In the birth narratives, the wise men asked, “Where is He who has been born King of the Jews? For we saw His star in the east, and have come to worship Him” (Matt. 2:2). When they found Him, “after coming into the house they saw the Child with Mary His mother, and they fell to the ground and worshiped Him” (Matt. 2:11).
After Jesus’ resurrection, Jesus met the women at the tomb. After He greeted them, “they came up and took hold of His feet and worshiped Him” (Matt. 28:9). Notice that when the women take hold of Jesus’ feet, they are already down. When proskuneo is added once they are down, it can only mean worship.
Worship is reserved for God alone, yet clearly Jesus was worshiped as God.
God will also not share His glory: “Thus says the Lord God…‘I am the Lord, that is My name; I will not give My glory to another’” (Is. 42:5, 8).

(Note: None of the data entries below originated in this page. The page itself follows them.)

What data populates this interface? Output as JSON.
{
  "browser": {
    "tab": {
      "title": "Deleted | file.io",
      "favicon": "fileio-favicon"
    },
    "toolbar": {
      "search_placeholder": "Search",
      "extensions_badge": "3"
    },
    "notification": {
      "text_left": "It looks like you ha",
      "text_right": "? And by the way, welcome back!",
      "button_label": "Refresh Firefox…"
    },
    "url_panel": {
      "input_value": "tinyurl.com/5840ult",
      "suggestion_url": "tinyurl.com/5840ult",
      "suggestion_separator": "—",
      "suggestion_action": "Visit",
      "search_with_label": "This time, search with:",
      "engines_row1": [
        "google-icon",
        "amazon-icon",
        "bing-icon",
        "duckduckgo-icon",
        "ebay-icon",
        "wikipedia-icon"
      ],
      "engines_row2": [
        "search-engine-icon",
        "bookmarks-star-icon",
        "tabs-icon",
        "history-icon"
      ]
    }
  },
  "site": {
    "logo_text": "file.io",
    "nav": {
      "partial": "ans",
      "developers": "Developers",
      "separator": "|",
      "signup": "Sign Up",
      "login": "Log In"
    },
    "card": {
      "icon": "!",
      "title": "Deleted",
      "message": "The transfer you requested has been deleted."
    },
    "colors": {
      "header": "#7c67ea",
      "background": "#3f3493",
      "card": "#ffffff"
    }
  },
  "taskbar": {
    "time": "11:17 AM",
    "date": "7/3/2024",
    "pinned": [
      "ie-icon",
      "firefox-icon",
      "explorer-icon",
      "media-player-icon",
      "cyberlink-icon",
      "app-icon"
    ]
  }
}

Yet Jesus claimed, “The Father…has given all judgment to the Son so that all will honor the Son even as they honor the Father” (Jn. 5:22-23). Peter made the same point: “Grow in the grace and knowledge of our Lord and Savior Jesus Christ. To Him be the glory, both now and to the day of eternity. Amen” (2 Pet. 3:18).
God Is…Jesus Is
There is yet another powerful line of scriptural evidence that Jesus is God: characteristics or privileges unique to God in the Old Testament are applied to Jesus in the New Testament. There are many examples of this. Here are a few:
“I have sworn by Myself…that to Me every knee will bow, every tongue will swearallegiance” (Is. 45:23).
“That at the name of Jesus every knee will bow…every tongue will confess that Jesus Christ is Lord…” (Phil. 2:10)
“I, even I, am the Lord; and there is no savior besides Me” (Is. 43:11).
“..by the righteousness of our God and Savior Jesus Christ” (2 Pet. 1:1).
“Is there any God besides Me, or is there any other Rock? I know of none” (Is. 44:8).
“All drank the same spiritual drink [in the wilderness], for they were drinking from a spiritual rock which followed them, and the rock was Christ” (1 Cor. 10:4).
“God said to Moses…say to the sons of Israel, ‘I AM has sent me to you’” (Ex. 3:14).
“Jesus said to them, ‘Truly, truly, I say to you, before Abraham was born, I AM’” (Jn. 8:58).
“Thus says the Lord, the King of Israel and his Redeemer, the Lord of hosts: ‘I am the first and I am the last, and there is no God besides Me’” (Is. 44:6).
“I am the first and the last, and the living One, and I was dead, and behold I am alive forevermore” (Rev. 1:17-18).
The Glorious Solution
In the final analysis, the Trinity is a mystery. It’s a revealed doctrine, not an invented one. Our job was to find out what the Bible teaches, not unravel the mystery. We did that.
If there is only one God, and if the Father and Son and the Spirit are distinct in personal ways, and if are all affirmed to be God in Scripture, then the only explanation that makes sense of God’s own self-revelation is the Trinity.
The Trinity is the ground of God’s love. It is the foundation of the work of the Cross. It is the basis of Christian community. It encompasses all aspects of our salvation.